Investor asing disebut masih menanti perbaikan kebijakan domestik, terutama terkait disiplin fiskal dan keberlanjutan program pemerintah. Fokus pasar saat ini tertuju pada keputusan S&P Global Ratings yang dijadwalkan keluar pada 18 Juni mendatang.
Pengamat Pasar Modal Universitas Indonesia, Budi Frensidy, menyatakan keputusan S&P akan menjadi penentu arah pasar keuangan jangka pendek. Jika lembaga tersebut mempertahankan rating dan outlook Indonesia, pasar akan merespons positif sebagai bentuk hilangnya ketidakpastian.
Sebaliknya, jika S&P memberikan outlook negatif, dampaknya diprediksi menekan rupiah dan obligasi. Kondisi ini berpotensi membuat investor asing menunda eksposur ke Indonesia.
Tantangan Indonesia kian berat dengan rencana Vietnam yang akan resmi masuk dalam kelompok emerging market pada September mendatang.
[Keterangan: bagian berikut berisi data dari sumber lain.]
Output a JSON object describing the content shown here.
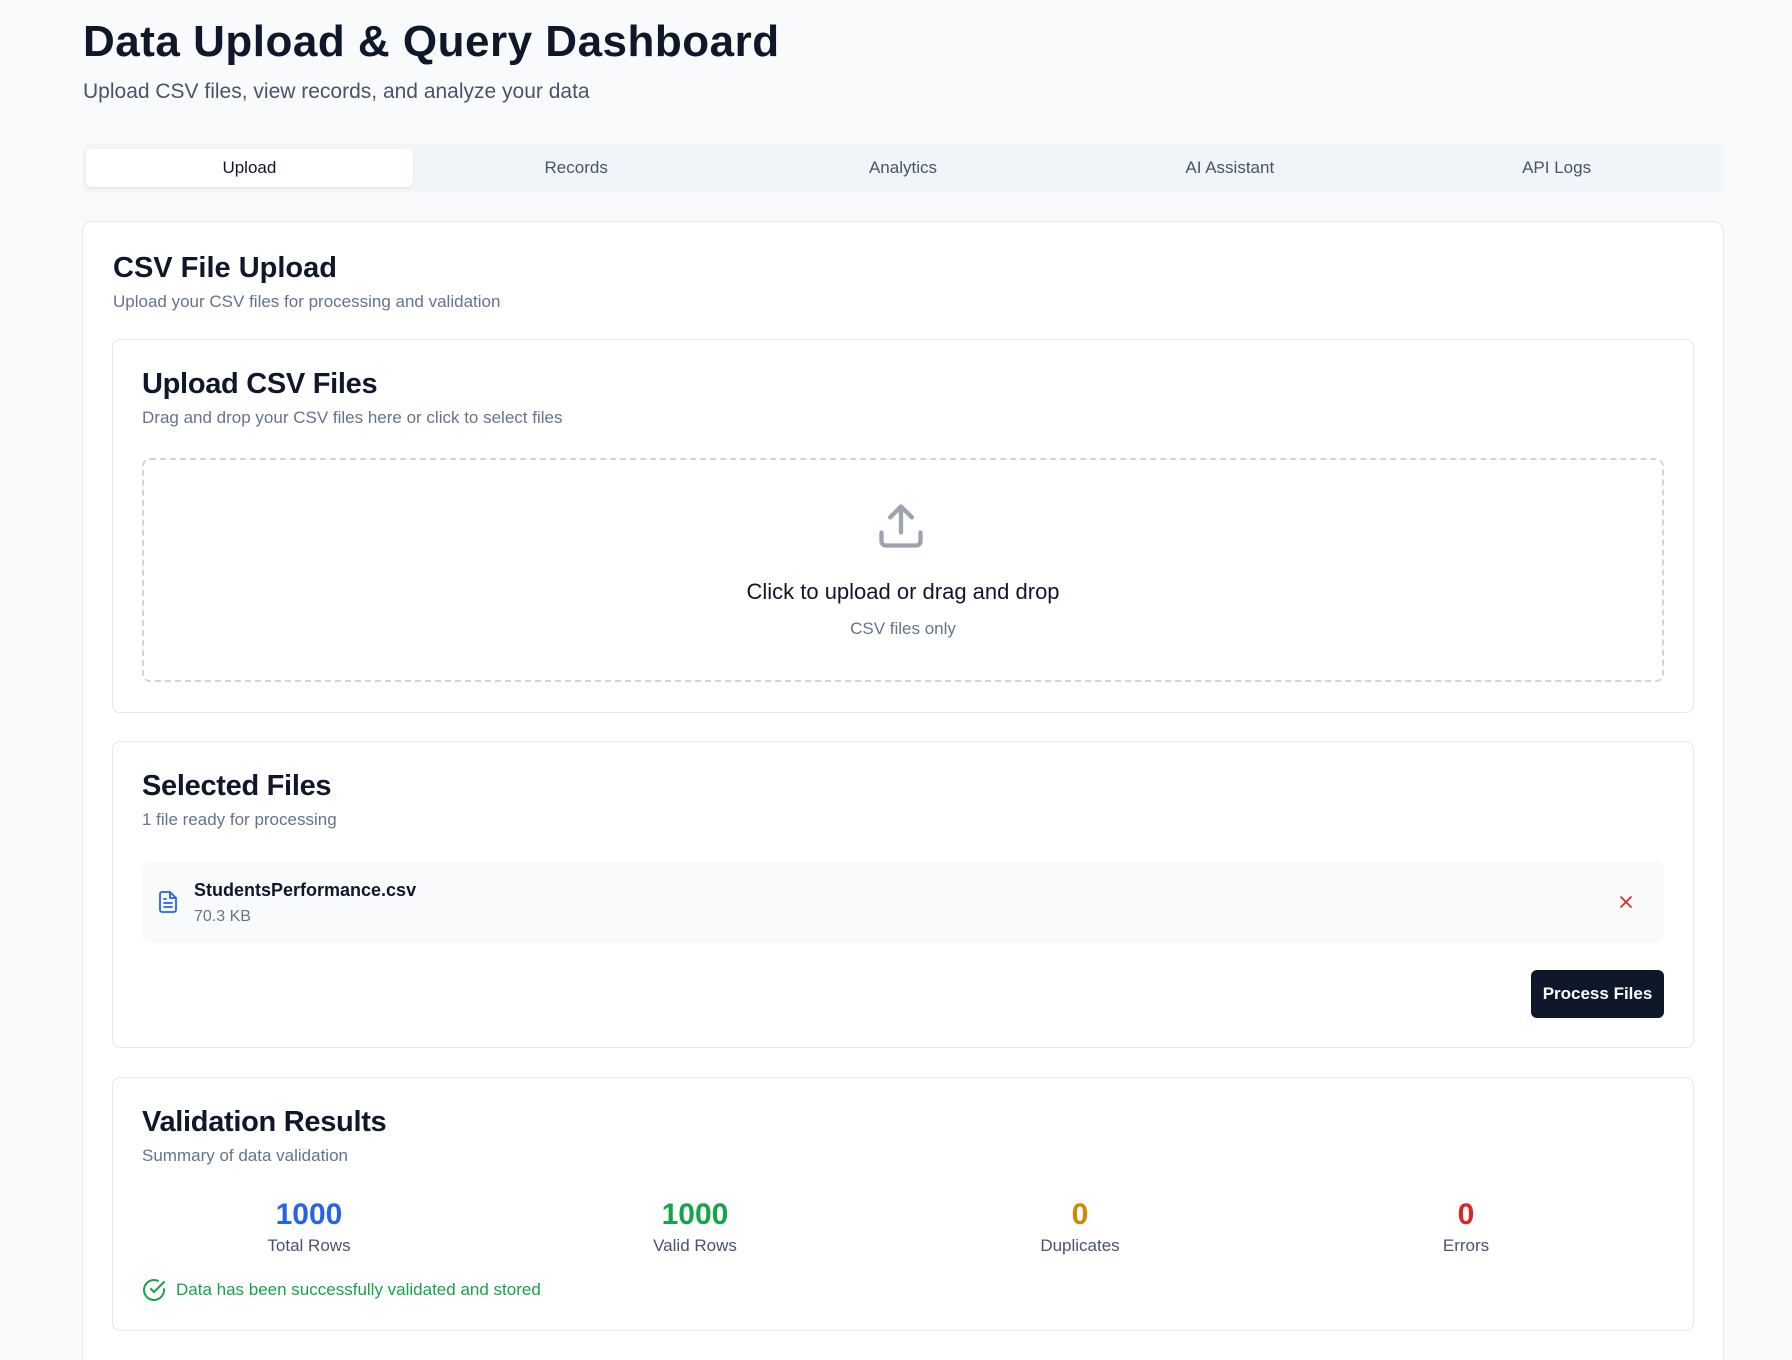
{
  "header": {
    "title": "Data Upload & Query Dashboard",
    "subtitle": "Upload CSV files, view records, and analyze your data"
  },
  "tabs": [
    {
      "label": "Upload",
      "active": true
    },
    {
      "label": "Records",
      "active": false
    },
    {
      "label": "Analytics",
      "active": false
    },
    {
      "label": "AI Assistant",
      "active": false
    },
    {
      "label": "API Logs",
      "active": false
    }
  ],
  "section": {
    "title": "CSV File Upload",
    "description": "Upload your CSV files for processing and validation"
  },
  "upload": {
    "title": "Upload CSV Files",
    "description": "Drag and drop your CSV files here or click to select files",
    "dropzone_text": "Click to upload or drag and drop",
    "dropzone_hint": "CSV files only",
    "icon": "upload-icon"
  },
  "selected_files": {
    "title": "Selected Files",
    "description": "1 file ready for processing",
    "files": [
      {
        "name": "StudentsPerformance.csv",
        "size": "70.3 KB",
        "icon": "file-text-icon"
      }
    ],
    "process_label": "Process Files"
  },
  "validation": {
    "title": "Validation Results",
    "description": "Summary of data validation",
    "stats": [
      {
        "value": "1000",
        "label": "Total Rows",
        "color": "#2563eb"
      },
      {
        "value": "1000",
        "label": "Valid Rows",
        "color": "#16a34a"
      },
      {
        "value": "0",
        "label": "Duplicates",
        "color": "#ca8a04"
      },
      {
        "value": "0",
        "label": "Errors",
        "color": "#dc2626"
      }
    ],
    "success_message": "Data has been successfully validated and stored"
  },
  "colors": {
    "primary": "#0f172a",
    "muted": "#64748b",
    "border": "#e2e8f0",
    "danger": "#dc2626",
    "success": "#16a34a",
    "file_icon": "#2563eb"
  }
}
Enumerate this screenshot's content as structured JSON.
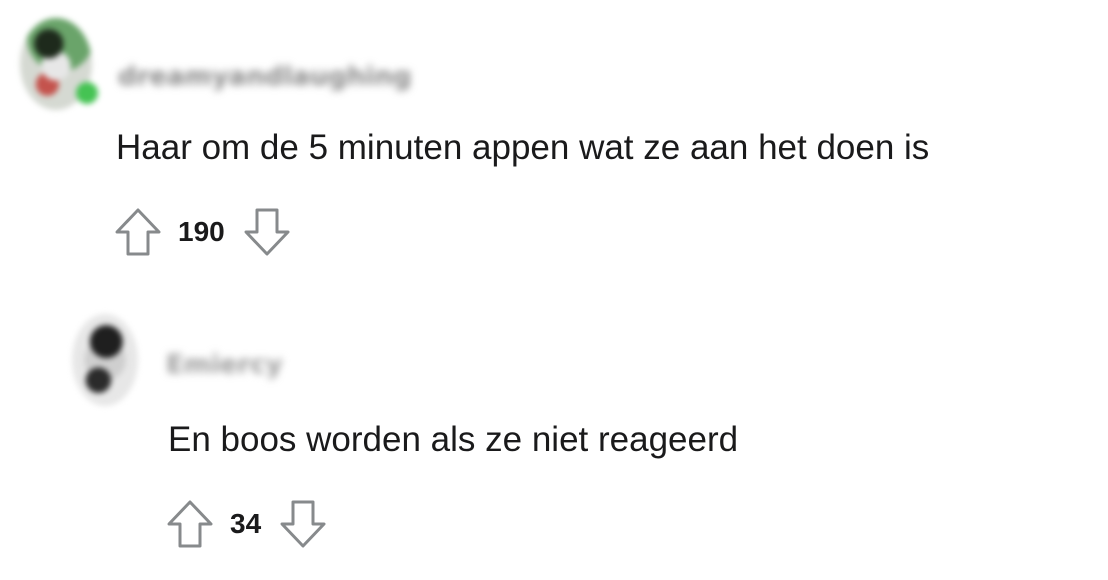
{
  "comments": [
    {
      "username": "dreamyandlaughing",
      "text": "Haar om de 5 minuten appen wat ze aan het doen is",
      "score": "190",
      "upvote_icon": "upvote-arrow-icon",
      "downvote_icon": "downvote-arrow-icon"
    },
    {
      "username": "Emiercy",
      "text": "En boos worden als ze niet reageerd",
      "score": "34",
      "upvote_icon": "upvote-arrow-icon",
      "downvote_icon": "downvote-arrow-icon"
    }
  ],
  "colors": {
    "text": "#1a1a1b",
    "icon_stroke": "#878a8c",
    "online_status": "#45c353"
  }
}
Nico memperingatkan bahwa jika Indonesia tidak segera memperbaiki fundamental, investor asing berisiko berpindah ke Vietnam yang dinilai menawarkan stabilitas lebih menarik.
Hans Kwee menambahkan bahwa efisiensi anggaran pemerintah pada program strategis seperti MBG dan Koperasi Desa Merah Putih dapat menjadi kunci. Jika disiplin fiskal konsisten dijaga, dana asing berpeluang kembali masuk ke pasar domestik. Sektor perbankan dan saham emas disebut menjadi instrumen yang layak dicermati investor dalam fase konsolidasi IHSG di kisaran 6.500 hingga 6.800.